Der Konsum von Kinderpornografie ist strafbar, weil er eine Nachfrage nach Videos schafft, für deren Herstellung Kinder sexuell missbraucht werden. Mittlerweile gibt es jedoch auch gezeichnete Mangas oder mit künstlicher Intelligenz generierte Bilder. Diese können hergestellt werden, ohne dass ein Kind körperlich zu Schaden kommt.
Dass diese Bilder dennoch verboten sind, wird in Wissenschaft und Praxis zunehmend infrage gestellt. «Manche argumentieren, es sei klüger, Pädophilen etwas zur Verfügung zu stellen, für das keine Kinder leiden mussten», sagt der forensische Psychologe Jérôme Endrass. Das könnte den Konsum «echter» Kinderpornos mit realem Missbrauch senken.
Wissenschaftlich wisse man aber noch wenig darüber, im Moment handle es sich nur um Expertenmeinungen.
«Gefährliche Verharmlosung»
Die Stiftung Kinderschutz Schweiz lehnt eine Legalisierung künstlich hergestellter Kinderpornografie strikt ab: «Das wäre eine gefährliche Verharmlosung», sagt Direktorin Regula Bernhard Hug.
Sie gibt zu bedenken, dass eine KI mit echtem Material gefüttert werden musste. Und dass es für betroffene Kinder enorm belastend sei, nicht zu wissen, ob und wer die beschämenden Bilder gesehen habe.
Lieber künstliche Bilder als echte Kinder
Auch der forensische Psychiater Frank Urbaniok hält das Verbot grundsätzlich für richtig. «Es ist ein wichtiges Signal, dass die Gesellschaft sexuellen Missbrauch verurteilt.» In Ausnahmefällen aber könnte er sich vorstellen, Pädosexuellen Zugang zu künstlichem Material zu geben.
Das emotionale und sexuelle Interesse an Kindern sei ähnlich wie eine sexuelle Orientierung nicht änderbar. «Das haben sich die Menschen nicht ausgesucht, sie müssen damit leben.» Und sich kontrollieren. Der Konsum von Bildern könnte dabei helfen – aber nur bei einer bestimmten Gruppe.
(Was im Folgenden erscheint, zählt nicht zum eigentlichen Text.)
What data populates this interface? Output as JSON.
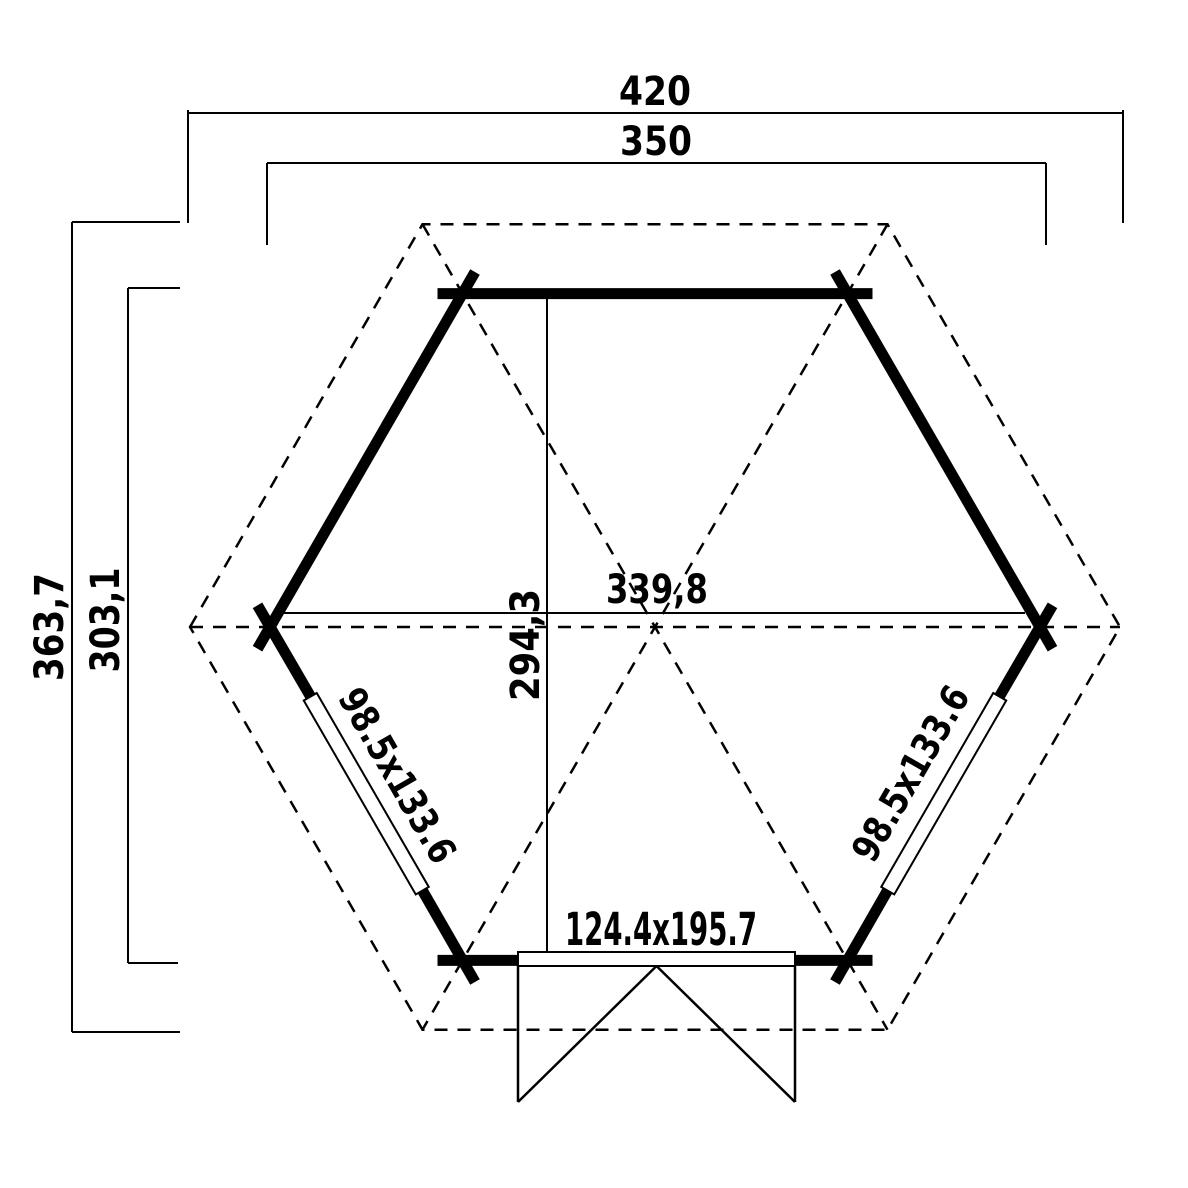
{
  "page": {
    "background": "#ffffff",
    "ink": "#000000",
    "drawing_type": "hexagonal gazebo floor plan"
  },
  "plan": {
    "dim_roof_width": "420",
    "dim_wall_width": "350",
    "dim_roof_depth": "363,7",
    "dim_wall_depth": "303,1",
    "dim_inner_width": "339,8",
    "dim_inner_depth": "294,3",
    "window_left_size": "98.5x133.6",
    "window_right_size": "98.5x133.6",
    "door_size": "124.4x195.7"
  }
}
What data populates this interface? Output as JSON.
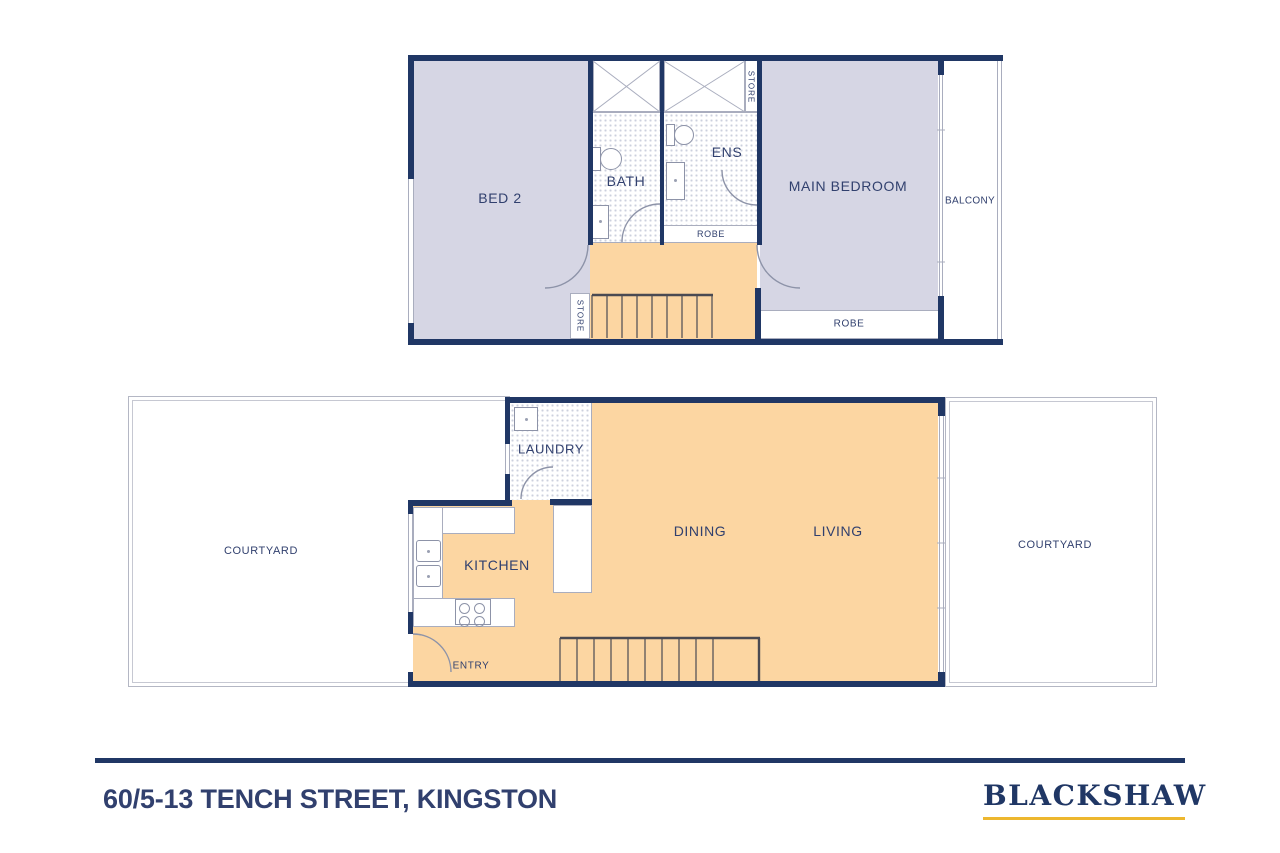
{
  "document": {
    "type": "real-estate floor plan"
  },
  "colors": {
    "wall_navy": "#203765",
    "text_navy": "#31406e",
    "room_lavender": "#d6d6e4",
    "room_orange": "#fcd6a2",
    "line_grey": "#a9adbe",
    "hatch_dot": "#ccd0de",
    "accent_gold": "#edb72f"
  },
  "plans": {
    "upper": {
      "labels": {
        "bed2": "BED 2",
        "bath": "BATH",
        "ens": "ENS",
        "robe_ens": "ROBE",
        "main_bedroom": "MAIN BEDROOM",
        "balcony": "BALCONY",
        "robe_main": "ROBE",
        "store_top": "STORE",
        "store_bottom": "STORE"
      }
    },
    "lower": {
      "labels": {
        "courtyard_left": "COURTYARD",
        "laundry": "LAUNDRY",
        "kitchen": "KITCHEN",
        "entry": "ENTRY",
        "dining": "DINING",
        "living": "LIVING",
        "courtyard_right": "COURTYARD"
      }
    }
  },
  "footer": {
    "address": "60/5-13 TENCH STREET, KINGSTON",
    "brand": "BLACKSHAW"
  }
}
Sowohl Urbaniok als auch Endrass unterscheiden zwei Tätertypen: Es gebe Pädosexuelle, die ihre Fantasien mühelos von der Realität unterscheiden und ihr Verhalten kontrollieren könnten. «Für diese Personen ist es sinnvoll, dass sie ihre Bedürfnisse in der Fantasie ausleben, weil dadurch das Risiko für Übergriffe sinkt», sagt Urbaniok. Sie hätten mit KI-Bildern eine Art Ventil.
Therapeutischer Einsatz denkbar – aber nur für wenige
Für diese Gruppe halten beide Experten eine kontrollierte Abgabe von KI-Kinderpornos für denkbar – ähnlich wie die Methadon-Abgabe an Heroinsüchtige. Beide warnen allerdings auch, es gebe eine Minderheit, die Fantasie und Realität nicht unterscheiden könne. Für diese Personen erhöhe der Kinderporno-Konsum tatsächlich das Risiko, eine Tat zu begehen. Diesen Personen dürfe man keinesfalls Zugang zu Kinderpornos verschaffen.
Ein eng kontrollierter therapeutischer Einsatz wäre sogar für Kinderschutz Schweiz grundsätzlich denkbar. «Bei diagnostizierten Pädophilen könnten wir uns einen Einsatz von künstlich hergestelltem pädosexuellem Material zu therapeutischen Zwecken vorstellen», so Bernhard Hug.
Allerdings funktioniere das wohl nur bei Wenigen. «Viele Kinderporno-Konsumenten sind gar nicht pädophil veranlagt», gibt Bernhard Hug zu bedenken. Manchen geht es um Sadismus und Macht, krankhafte Neugier oder Faszination am Tabubruch. «Solche Personen werden mit KI-Pornografie nicht abgeholt», so Bernhard Hug. Wenn das Material nicht echt ist, verliert es für diese Personen seinen Reiz.